Revenues generated by underground marketplaces experienced a double-digit decline in 2022, thanks to the closure of the popular Hydra Market in April, according to Chainalysis.

The blockchain analysis company said that dark web revenues fell from $3.1bn in 2021 to just $1.5bn last year, while average daily revenue for all markets dropped from $4.2m just prior to Hydra’s closure to only $447,000 immediately after.   

Although the collective revenues of drugs markets didn’t recover fully, they slowly crawled back up to reach previous levels thanks to the success of Mega Darknet Market, Blacksprut Market and OMG!OMG! Market in the wake of the Hydra takedown.

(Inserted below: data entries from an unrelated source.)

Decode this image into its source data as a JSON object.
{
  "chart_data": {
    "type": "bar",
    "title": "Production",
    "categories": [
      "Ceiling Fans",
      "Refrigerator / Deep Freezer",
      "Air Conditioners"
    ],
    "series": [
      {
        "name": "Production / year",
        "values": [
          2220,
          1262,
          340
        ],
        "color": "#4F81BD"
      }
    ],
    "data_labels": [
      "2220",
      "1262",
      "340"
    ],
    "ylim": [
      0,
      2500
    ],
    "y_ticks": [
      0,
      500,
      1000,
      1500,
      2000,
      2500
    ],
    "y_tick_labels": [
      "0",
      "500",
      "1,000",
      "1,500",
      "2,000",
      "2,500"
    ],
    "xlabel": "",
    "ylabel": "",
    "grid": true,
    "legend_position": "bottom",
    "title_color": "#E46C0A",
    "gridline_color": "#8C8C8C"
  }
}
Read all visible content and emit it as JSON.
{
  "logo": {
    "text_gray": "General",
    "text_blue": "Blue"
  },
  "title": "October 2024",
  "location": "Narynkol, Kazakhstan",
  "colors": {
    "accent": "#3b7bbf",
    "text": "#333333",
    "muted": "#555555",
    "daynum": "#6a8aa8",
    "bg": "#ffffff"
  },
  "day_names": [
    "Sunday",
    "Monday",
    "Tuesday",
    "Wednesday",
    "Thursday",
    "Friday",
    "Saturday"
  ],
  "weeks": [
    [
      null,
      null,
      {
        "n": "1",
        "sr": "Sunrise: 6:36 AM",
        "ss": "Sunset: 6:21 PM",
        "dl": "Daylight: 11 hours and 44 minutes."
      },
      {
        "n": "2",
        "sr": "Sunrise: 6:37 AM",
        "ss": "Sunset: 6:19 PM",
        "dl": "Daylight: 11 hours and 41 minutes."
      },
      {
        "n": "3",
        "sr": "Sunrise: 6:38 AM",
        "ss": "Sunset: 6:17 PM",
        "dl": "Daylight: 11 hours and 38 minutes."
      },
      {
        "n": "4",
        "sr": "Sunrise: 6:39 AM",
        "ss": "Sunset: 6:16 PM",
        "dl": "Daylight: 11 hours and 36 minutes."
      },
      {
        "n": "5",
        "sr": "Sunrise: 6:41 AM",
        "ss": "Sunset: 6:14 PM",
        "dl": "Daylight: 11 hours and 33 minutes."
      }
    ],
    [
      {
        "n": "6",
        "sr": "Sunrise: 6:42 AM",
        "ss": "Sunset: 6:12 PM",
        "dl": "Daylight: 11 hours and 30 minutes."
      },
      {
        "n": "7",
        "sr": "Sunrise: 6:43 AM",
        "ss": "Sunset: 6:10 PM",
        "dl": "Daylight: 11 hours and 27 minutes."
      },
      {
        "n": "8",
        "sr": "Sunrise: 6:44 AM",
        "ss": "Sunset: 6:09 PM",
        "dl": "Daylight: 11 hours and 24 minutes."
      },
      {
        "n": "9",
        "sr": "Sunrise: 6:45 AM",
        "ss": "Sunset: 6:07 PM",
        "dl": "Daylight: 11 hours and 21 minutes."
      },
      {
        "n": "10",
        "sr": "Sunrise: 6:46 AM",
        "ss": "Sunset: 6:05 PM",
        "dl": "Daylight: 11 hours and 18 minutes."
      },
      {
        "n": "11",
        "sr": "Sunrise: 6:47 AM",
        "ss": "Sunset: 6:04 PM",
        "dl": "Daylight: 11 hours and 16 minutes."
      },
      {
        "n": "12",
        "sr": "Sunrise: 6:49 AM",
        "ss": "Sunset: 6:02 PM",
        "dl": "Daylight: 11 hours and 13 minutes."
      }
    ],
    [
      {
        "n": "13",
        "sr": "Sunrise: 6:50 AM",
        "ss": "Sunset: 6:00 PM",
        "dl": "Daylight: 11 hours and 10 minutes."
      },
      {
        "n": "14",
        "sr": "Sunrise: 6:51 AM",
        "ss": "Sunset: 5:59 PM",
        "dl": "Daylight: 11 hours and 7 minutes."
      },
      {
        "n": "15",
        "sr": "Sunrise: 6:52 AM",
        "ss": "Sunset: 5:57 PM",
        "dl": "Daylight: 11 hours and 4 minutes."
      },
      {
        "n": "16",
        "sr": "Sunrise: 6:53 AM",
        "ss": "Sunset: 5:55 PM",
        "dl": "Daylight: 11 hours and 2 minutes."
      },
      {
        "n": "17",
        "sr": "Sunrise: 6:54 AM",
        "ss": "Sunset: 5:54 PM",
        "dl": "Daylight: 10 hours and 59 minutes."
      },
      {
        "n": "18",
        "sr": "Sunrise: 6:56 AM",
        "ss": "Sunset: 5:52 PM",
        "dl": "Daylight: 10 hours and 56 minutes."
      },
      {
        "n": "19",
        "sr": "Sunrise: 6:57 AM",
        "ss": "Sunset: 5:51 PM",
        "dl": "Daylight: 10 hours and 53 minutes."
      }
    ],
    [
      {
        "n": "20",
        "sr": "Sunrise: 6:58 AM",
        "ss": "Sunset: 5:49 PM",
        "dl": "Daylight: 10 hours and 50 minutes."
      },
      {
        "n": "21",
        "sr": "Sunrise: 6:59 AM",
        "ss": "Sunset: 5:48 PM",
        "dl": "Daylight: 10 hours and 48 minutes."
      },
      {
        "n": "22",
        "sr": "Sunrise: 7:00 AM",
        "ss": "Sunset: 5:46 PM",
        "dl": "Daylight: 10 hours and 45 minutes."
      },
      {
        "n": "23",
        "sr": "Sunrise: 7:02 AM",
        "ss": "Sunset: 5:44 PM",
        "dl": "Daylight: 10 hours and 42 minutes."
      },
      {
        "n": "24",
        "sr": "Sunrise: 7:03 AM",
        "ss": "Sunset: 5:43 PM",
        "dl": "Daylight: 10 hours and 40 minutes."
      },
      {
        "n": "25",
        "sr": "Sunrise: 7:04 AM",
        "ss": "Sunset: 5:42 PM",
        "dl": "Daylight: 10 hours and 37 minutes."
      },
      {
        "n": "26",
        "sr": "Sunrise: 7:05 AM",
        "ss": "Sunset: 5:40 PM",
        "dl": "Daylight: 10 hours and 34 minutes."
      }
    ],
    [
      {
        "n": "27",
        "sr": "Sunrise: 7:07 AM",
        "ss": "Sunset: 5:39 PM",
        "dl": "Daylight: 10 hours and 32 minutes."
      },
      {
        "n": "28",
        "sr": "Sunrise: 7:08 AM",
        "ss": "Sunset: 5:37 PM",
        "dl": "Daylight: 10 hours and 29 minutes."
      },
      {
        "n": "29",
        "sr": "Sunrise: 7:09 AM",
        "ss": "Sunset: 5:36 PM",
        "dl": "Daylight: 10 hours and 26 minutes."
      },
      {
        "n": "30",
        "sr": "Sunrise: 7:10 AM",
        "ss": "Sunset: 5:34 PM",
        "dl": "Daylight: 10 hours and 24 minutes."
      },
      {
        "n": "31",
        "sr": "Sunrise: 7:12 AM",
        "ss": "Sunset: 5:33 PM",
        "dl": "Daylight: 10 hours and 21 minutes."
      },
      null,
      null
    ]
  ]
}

Criminals migrated to these primarily drug markets in ever greater number after they also began offering money laundering services, as Hydra did, Chainalysis said. Some, like OMG, also offer hacking utilities and stolen banking information.

In fact, Chainalysis said OMG has several overlaps with Hydra that may suggest its admins are involved in the project. These include the same “dead drop” exchange options for vendors and buyers, and shared cryptocurrency deposit addresses.

“OMG’s central wallets send high volumes of cryptocurrency to the same group of deposit addresses at a high-risk exchange with a heavy presence in Russia,” the report claimed.

“The overlap in deposit address usage suggests that those deposit addresses may be controlled by the same individuals, which would suggest further vendor overlap or possibly even administrator overlap.”

Single vendor shops have also emerged as an alternative to large marketplaces, allowing vendors to save on the fees that would otherwise go to the admins of markets like Hydra.

However, fraud shops also saw continued decline during 2022.

“Fraud shops are a unique segment of darknet markets that sell compromised data such as stolen credit card information and other forms of personally identifying information (PII) that can be used for fraudulent activity,” Chainalysis explained.

“This decline was triggered in part by the closure of prominent fraud shops like Bypass Shop, which was shut down in March. Brian Dumps, the biggest overall fraud shop for the year, also appears to have suffered a disruption as its revenue fell almost to zero in October, though it’s unclear exactly why.”